You can also set the page range and then print the pages back to PDF. The downside is that the text gets rasterized as well.
inkscape is the best solution, I quickly made this rather unoptimized batch file that does exactly that and you can play with it and change options. ImageMacick convert, gs, or pdftoimages don't work as good as inkscape they either don't export the layers or export but with bad quality :
#!/bin/bash
#set -xev
ORIGINAL_FOLDER=`pwd`
JPEGS=`mktemp -d`
unzip "$1" -d "$JPEGS"
cd "$JPEGS"
# expang the pdf in pdf pages
pdftk combined_to_do.pdf burst output pg_%04d.pdf
#1) print the pdf's to pngs as they are seen with alpha, layers, transparency etc, this cannot be done by ImageMacick convert or pdftoimages
ls ./pg*.pdf | xargs -L1 -I {} inkscape {} -z --export-dpi=300 --export-area-drawing --export-png={}.png
#2) Second change to jpgs
rm *.pdf
ls ./p*.png | xargs -L1 -I {} convert {} -quality 100 -density 300 {}.jpg
#3) This to make a pdf file out of every jpg image without loss of either resolution or quality:
ls -1 ./*jpg | xargs -L1 -I {} img2pdf {} -o {}.pdf
#4) This to concatenate the pdfpages into one:
pdftk *.jpg.pdf cat output combined.pdf
#5) And last I add an OCRed text layer that doesn't change the quality of the scan in the pdfs so they can be searchable:
pypdfocr combined.pdf
cp "$JPEGS/combined_ocr.pdf" "$ORIGINAL_FOLDER/$1_ocr.pdf"

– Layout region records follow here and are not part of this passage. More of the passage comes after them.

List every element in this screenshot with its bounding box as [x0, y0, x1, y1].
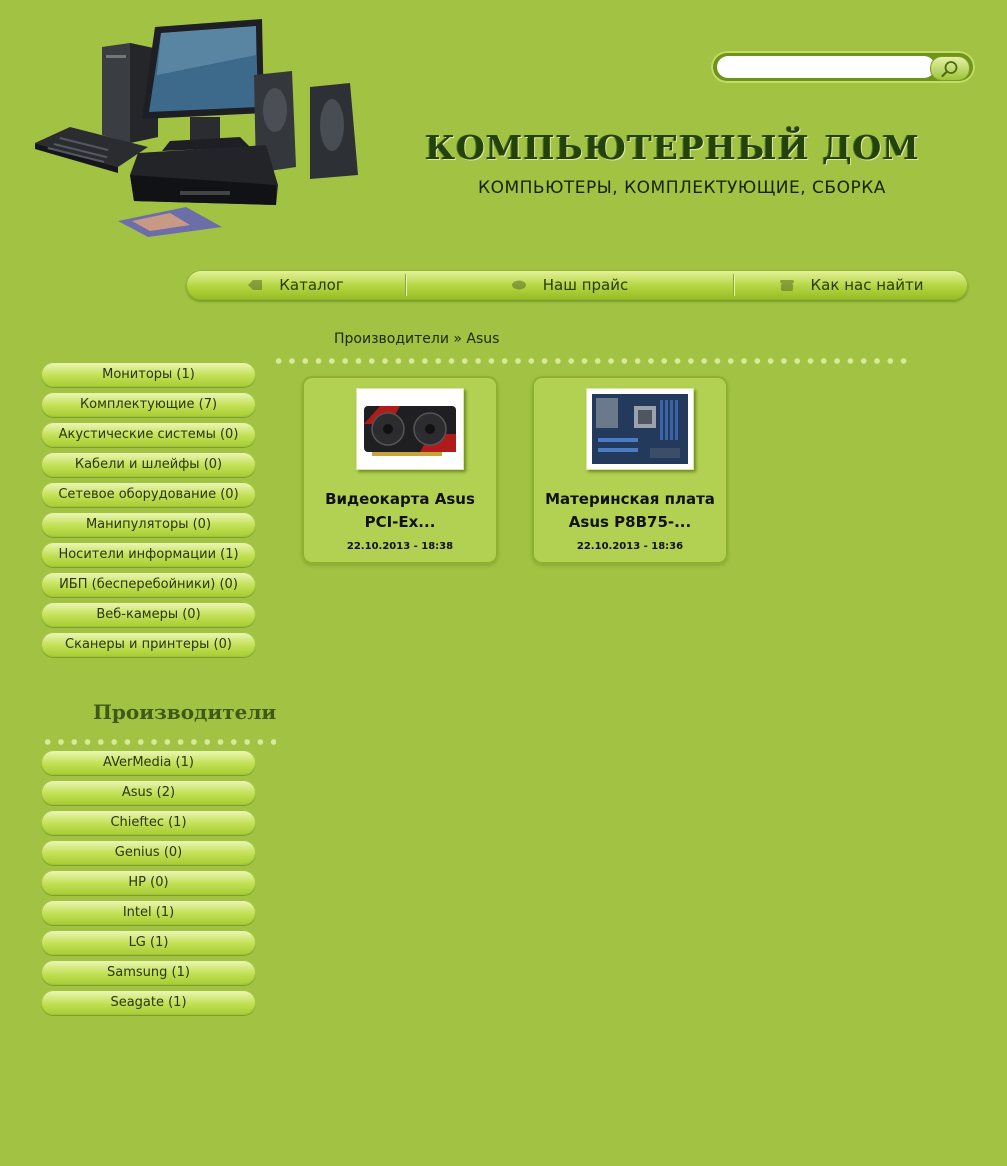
price-tag-icon: [511, 280, 526, 290]
main-nav: Каталог Наш прайс Как нас найти: [186, 270, 968, 300]
manufacturer-item[interactable]: Genius (0): [41, 840, 256, 865]
tag-icon: [248, 280, 263, 290]
nav-catalog-label: Каталог: [279, 276, 344, 294]
category-item[interactable]: Манипуляторы (0): [41, 512, 256, 537]
nav-contacts-label: Как нас найти: [810, 276, 924, 294]
manufacturer-item[interactable]: Seagate (1): [41, 990, 256, 1015]
category-item[interactable]: Акустические системы (0): [41, 422, 256, 447]
category-item[interactable]: Веб-камеры (0): [41, 602, 256, 627]
product-title-line: Материнская плата: [545, 490, 715, 508]
manufacturer-item[interactable]: Asus (2): [41, 780, 256, 805]
search-box: [711, 51, 975, 83]
category-item[interactable]: ИБП (бесперебойники) (0): [41, 572, 256, 597]
manufacturer-item[interactable]: Intel (1): [41, 900, 256, 925]
header-computer-illustration: [30, 15, 370, 240]
product-title[interactable]: Материнская плата Asus P8B75-...: [532, 488, 728, 534]
product-card: Материнская плата Asus P8B75-... 22.10.2…: [532, 376, 728, 564]
category-item[interactable]: Носители информации (1): [41, 542, 256, 567]
product-title-line: PCI-Ex...: [364, 513, 436, 531]
motherboard-image[interactable]: [586, 388, 694, 470]
product-title[interactable]: Видеокарта Asus PCI-Ex...: [302, 488, 498, 534]
breadcrumb-separator: »: [453, 331, 462, 347]
manufacturer-item[interactable]: LG (1): [41, 930, 256, 955]
category-item[interactable]: Комплектующие (7): [41, 392, 256, 417]
site-subtitle: КОМПЬЮТЕРЫ, КОМПЛЕКТУЮЩИЕ, СБОРКА: [478, 178, 886, 198]
nav-price-label: Наш прайс: [542, 276, 629, 294]
site-title: КОМПЬЮТЕРНЫЙ ДОМ: [425, 128, 920, 167]
search-button[interactable]: [930, 56, 970, 81]
category-item[interactable]: Кабели и шлейфы (0): [41, 452, 256, 477]
manufacturer-item[interactable]: AVerMedia (1): [41, 750, 256, 775]
search-icon: [941, 60, 958, 77]
product-title-line: Видеокарта Asus: [325, 490, 475, 508]
graphics-card-image[interactable]: [356, 388, 464, 470]
breadcrumb-parent-link[interactable]: Производители: [334, 331, 449, 347]
product-title-line: Asus P8B75-...: [568, 513, 692, 531]
manufacturer-item[interactable]: HP (0): [41, 870, 256, 895]
product-card: Видеокарта Asus PCI-Ex... 22.10.2013 - 1…: [302, 376, 498, 564]
nav-catalog[interactable]: Каталог: [186, 270, 405, 300]
nav-contacts[interactable]: Как нас найти: [734, 270, 968, 300]
breadcrumb-current: Asus: [466, 331, 500, 347]
category-item[interactable]: Сетевое оборудование (0): [41, 482, 256, 507]
search-input[interactable]: [717, 56, 935, 78]
sidebar-divider: [41, 739, 276, 745]
category-menu: Мониторы (1) Комплектующие (7) Акустичес…: [41, 362, 256, 662]
category-item[interactable]: Мониторы (1): [41, 362, 256, 387]
nav-price[interactable]: Наш прайс: [406, 270, 733, 300]
manufacturer-item[interactable]: Samsung (1): [41, 960, 256, 985]
category-item[interactable]: Сканеры и принтеры (0): [41, 632, 256, 657]
product-date: 22.10.2013 - 18:38: [346, 541, 454, 552]
phone-icon: [779, 280, 794, 291]
manufacturer-menu: AVerMedia (1) Asus (2) Chieftec (1) Geni…: [41, 750, 256, 1020]
manufacturer-item[interactable]: Chieftec (1): [41, 810, 256, 835]
product-date: 22.10.2013 - 18:36: [576, 541, 684, 552]
content-divider: [272, 358, 912, 364]
breadcrumb: Производители » Asus: [334, 331, 499, 347]
manufacturers-heading: Производители: [93, 700, 277, 724]
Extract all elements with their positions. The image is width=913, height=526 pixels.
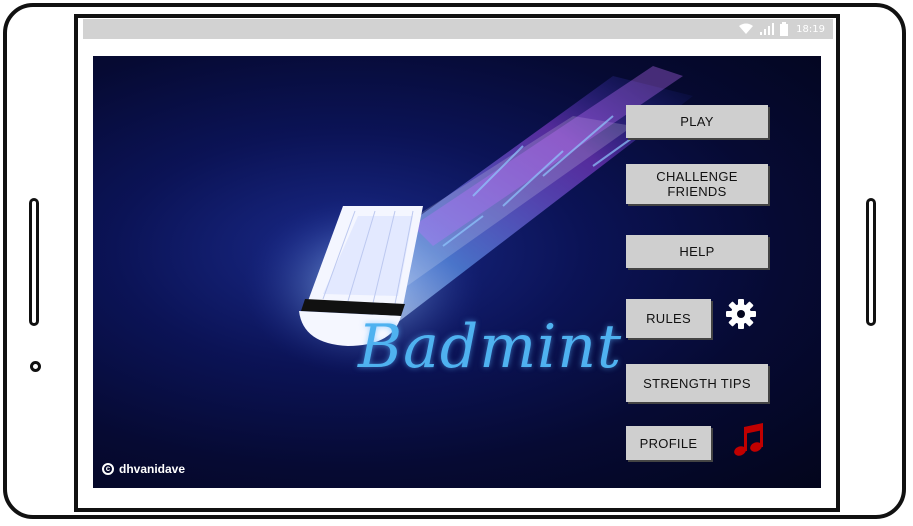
music-note-icon[interactable] [733, 423, 763, 457]
clock: 18:19 [796, 23, 825, 35]
copyright-icon: c [102, 463, 114, 475]
status-bar: 18:19 [83, 19, 833, 39]
signal-icon [760, 23, 775, 35]
camera-dot [30, 361, 41, 372]
gear-icon[interactable] [725, 298, 757, 330]
right-side-button [866, 198, 876, 326]
rules-button[interactable]: RULES [626, 299, 711, 338]
challenge-friends-button[interactable]: CHALLENGE FRIENDS [626, 164, 768, 204]
help-button[interactable]: HELP [626, 235, 768, 268]
play-button[interactable]: PLAY [626, 105, 768, 138]
wifi-icon [739, 23, 754, 34]
copyright-text: dhvanidave [119, 462, 186, 476]
strength-tips-button[interactable]: STRENGTH TIPS [626, 364, 768, 402]
battery-icon [780, 22, 789, 36]
brand-logo-text: Badmint [358, 312, 623, 382]
profile-button[interactable]: PROFILE [626, 426, 711, 460]
copyright: c dhvanidave [102, 462, 185, 476]
left-side-button [29, 198, 39, 326]
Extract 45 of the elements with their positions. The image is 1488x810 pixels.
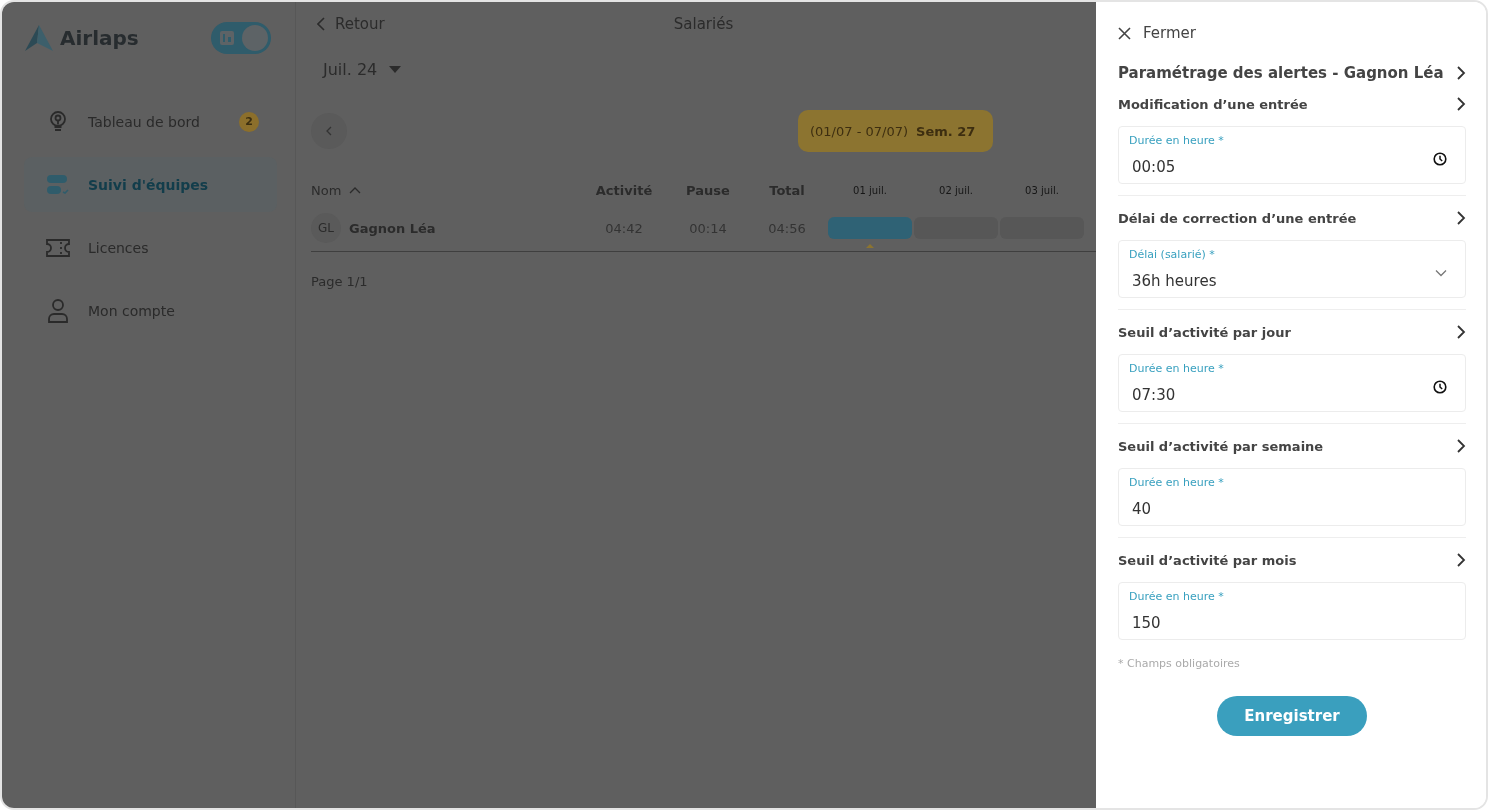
input-field[interactable]: Durée en heure * 07:30 <box>1118 354 1466 412</box>
user-icon <box>47 298 69 323</box>
input-field[interactable]: Durée en heure * 40 <box>1118 468 1466 526</box>
input-field[interactable]: Durée en heure * 00:05 <box>1118 126 1466 184</box>
section-title: Seuil d’activité par mois <box>1118 552 1297 568</box>
input-field[interactable]: Durée en heure * 150 <box>1118 582 1466 640</box>
chevron-right-icon <box>1456 324 1466 340</box>
chevron-down-icon <box>1435 268 1447 277</box>
sort-up-icon[interactable] <box>349 186 362 194</box>
day-header: 01 juil. <box>852 184 888 196</box>
building-icon <box>219 30 235 46</box>
ticket-icon <box>46 238 70 257</box>
day-header: 02 juil. <box>938 184 974 196</box>
stacked-bars-icon <box>46 173 70 196</box>
week-selector[interactable]: (01/07 - 07/07) Sem. 27 <box>798 110 994 152</box>
previous-button[interactable] <box>311 113 347 149</box>
section-title: Seuil d’activité par semaine <box>1118 438 1324 454</box>
required-note: * Champs obligatoires <box>1118 657 1241 670</box>
day-bar[interactable] <box>828 217 912 239</box>
marker-triangle-icon <box>866 244 874 248</box>
mode-switch[interactable] <box>211 22 271 54</box>
close-icon <box>1118 26 1131 40</box>
clock-icon <box>1433 151 1447 166</box>
brand-name: Airlaps <box>60 26 139 50</box>
section-title: Modification d’une entrée <box>1118 96 1308 112</box>
chevron-right-icon <box>1456 438 1466 454</box>
chevron-left-icon <box>317 17 325 31</box>
close-button[interactable]: Fermer <box>1118 24 1196 42</box>
notification-badge: 2 <box>239 111 259 132</box>
section-title: Seuil d’activité par jour <box>1118 324 1291 340</box>
chevron-right-icon <box>1456 65 1466 81</box>
chevron-left-icon <box>326 126 332 136</box>
chevron-right-icon <box>1456 210 1466 226</box>
section-title: Délai de correction d’une entrée <box>1118 210 1357 226</box>
lightbulb-icon <box>49 109 67 134</box>
nav-item[interactable]: Suivi d'équipes <box>24 157 277 212</box>
chevron-right-icon <box>1456 96 1466 112</box>
clock-icon <box>1433 379 1447 394</box>
caret-down-icon <box>389 66 402 73</box>
panel-title: Paramétrage des alertes - Gagnon Léa <box>1118 64 1444 82</box>
select-field[interactable]: Délai (salarié) * 36h heures <box>1118 240 1466 298</box>
save-button[interactable]: Enregistrer <box>1217 696 1367 736</box>
day-header: 03 juil. <box>1024 184 1060 196</box>
paper-plane-logo-icon <box>24 24 54 52</box>
chevron-right-icon <box>1456 552 1466 568</box>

cp "$JPEGS/combined.pdf" "$ORIGINAL_FOLDER/$1.pdf"
Based on Civ Lins solution, I came up with this:
#!/usr/bin/env sh
gs -o /tmp/onlytxt.pdf -sDEVICE=pdfwrite -dFILTERVECTOR -dFILTERIMAGE $1 && \
gs -o /tmp/graphics.pdf -sDEVICE=pdfimage24 -dFILTERTEXT -r600 -dDownScaleFactor=6 $1 && \
pdftk /tmp/graphics.pdf multistamp /tmp/onlytxt.pdf output $2 && \
rm /tmp/onlytxt.pdf /tmp/graphics.pdf
(In contrast to the previous solution, it handles multipage PDFs and uses gs to directly render the rasterized image without the detour of convert.)